I also decided to streamline the recipe a bit. Honestly, it took a long time before I added yeast doughs to my regular routines because I have little patience (just ask my children). All that proofing is an annoying, yet necessary, formality. Rather than create a starter, or poolish, with some of the yeast, flour and milk, I cut to the chase and just made the dough. Provided your yeast is super fresh, you will thank me for this—it means you're 30 minutes closer to eating hot doughnuts.
As for the gift-giving, we've chosen to keep the commercialism of the holiday season confined to Christmas morning. For our family, the tradition here is preserving their grandma's heritage. Besides, it's much easier to say their letters must have gotten lost when Santa falls short on that yapping electric toy they've been eyeing.
Mini Jelly Doughnuts
Inspired by Lara Ferroni’s recipe for raised doughnuts
Makes 8 to 10
One tip I should mention is how to fill these doughnuts. The first few oozed out the sides, and not in an attractive way like that photo up there. Simply perching the donuts with the filled side pointing up for 10 minutes or so, allowed the jelly to settle into place neatly. Mine fit conveniently in the slots on my cooling racks.
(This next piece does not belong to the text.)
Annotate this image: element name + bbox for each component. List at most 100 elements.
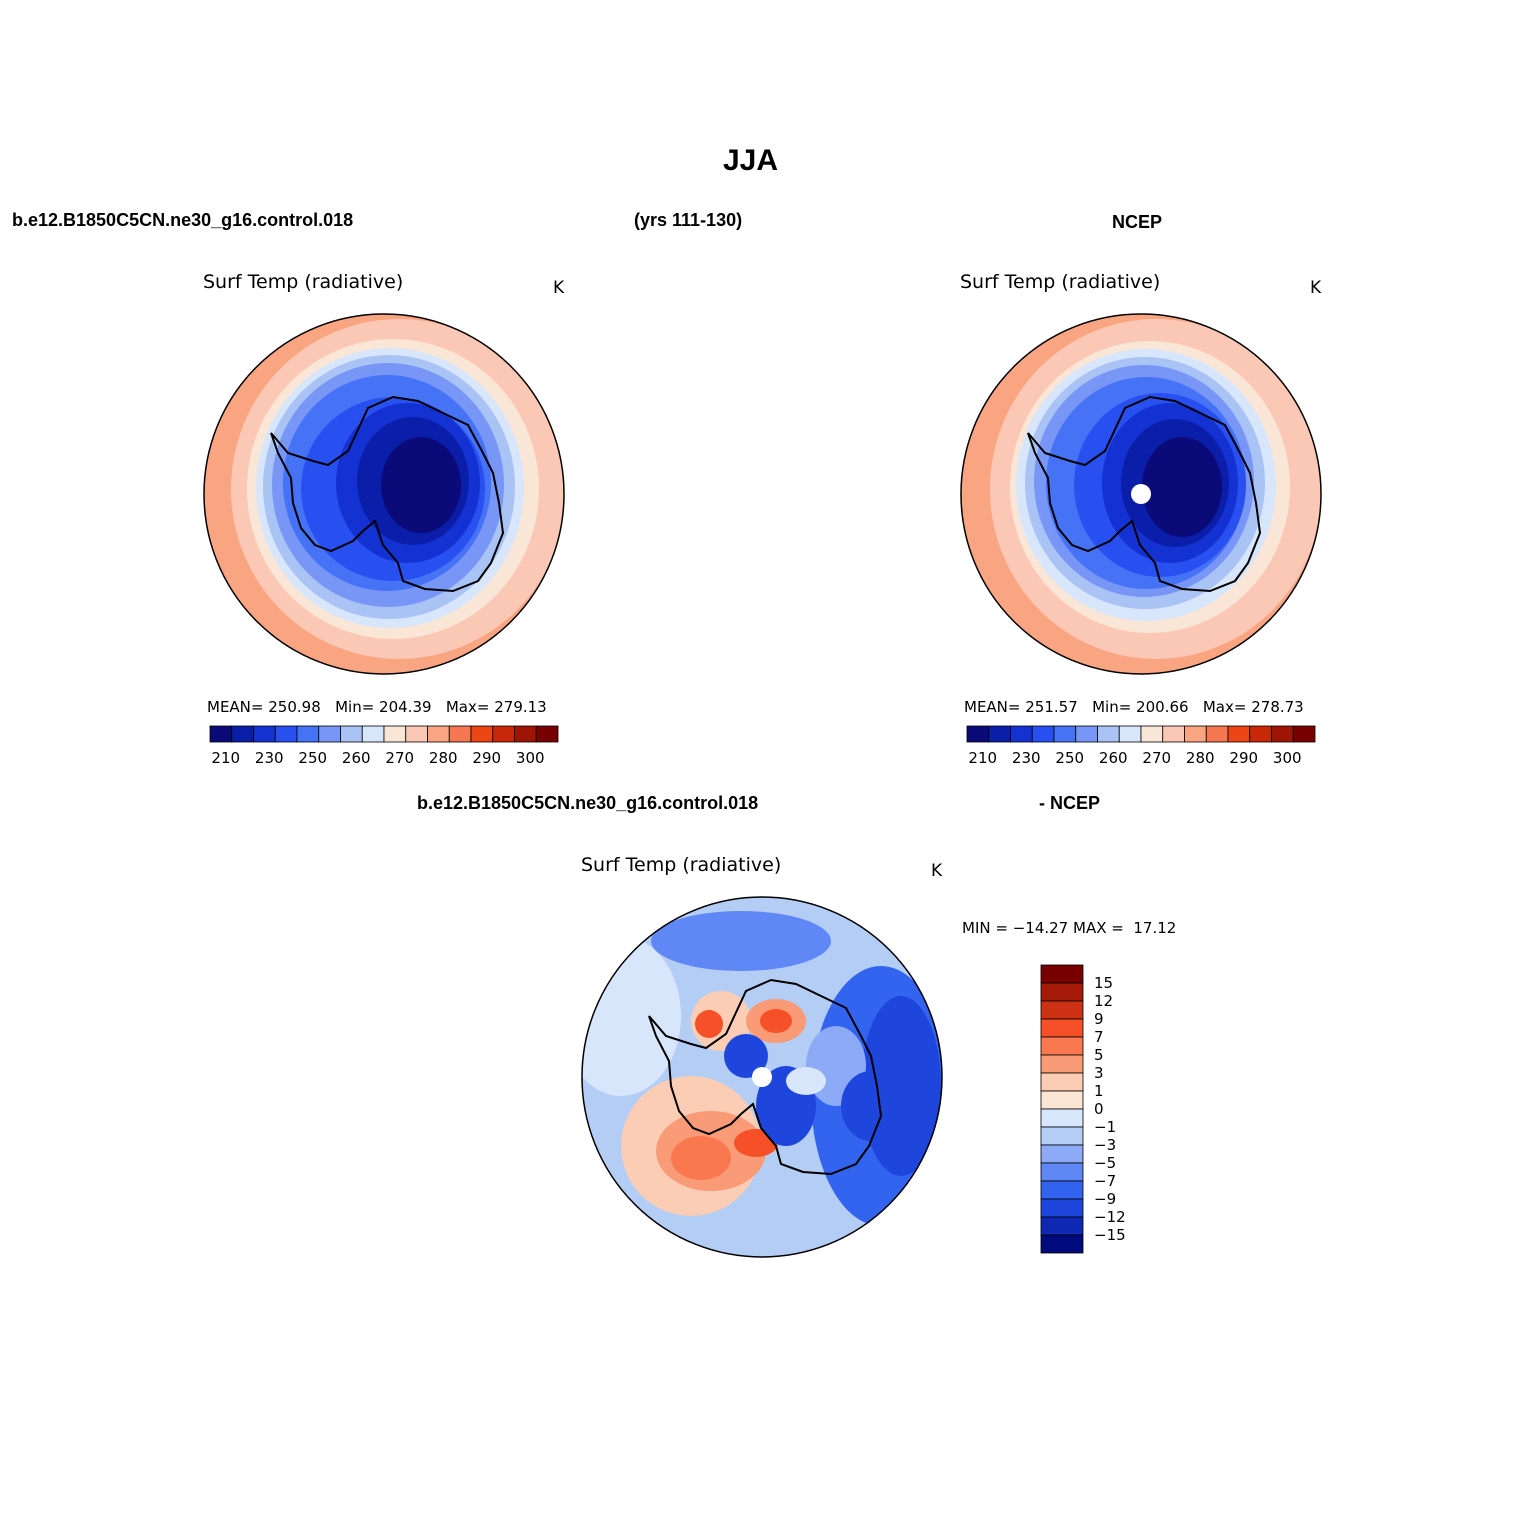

p.s. While a stand mixer makes this incredibly easy, I've also made it with a hand mixer with no problem. If doubling the recipe, though, definitely go with the stand mixer.
1 teaspoon of active dry yeast
1/3 cup milk, heated to 110ºF
1 large egg yolk (save white for later use)
1/2 teaspoon vanilla extract
1 cup (135 grams) bread flour
2 teaspoons superfine sugar
1/8 teaspoon salt
1 1/2 tablespoons (17 grams) butter, softened
Vegetable oil for frying
Granulated or Confectioner’s sugar, to coat (optional)
1/2 cup seedless raspberry jam
In a medium-sized deep bowl, combine the yeast and milk. Stir in half the flour. Using a hand or stand mixer, beat in the egg yolk and vanilla until just mixed, 15 to 30 seconds. Add the remaining flour, sugar and salt, and beat until just mixed, about 30 seconds. Add the butter and beat incorporated and dough is smooth, about 15 seconds.
Cover bowl and let sit in a warm draft-free place until doubled in volume, about 30 minutes. Gently press dough down, cover and place in refrigerator for 1 hour.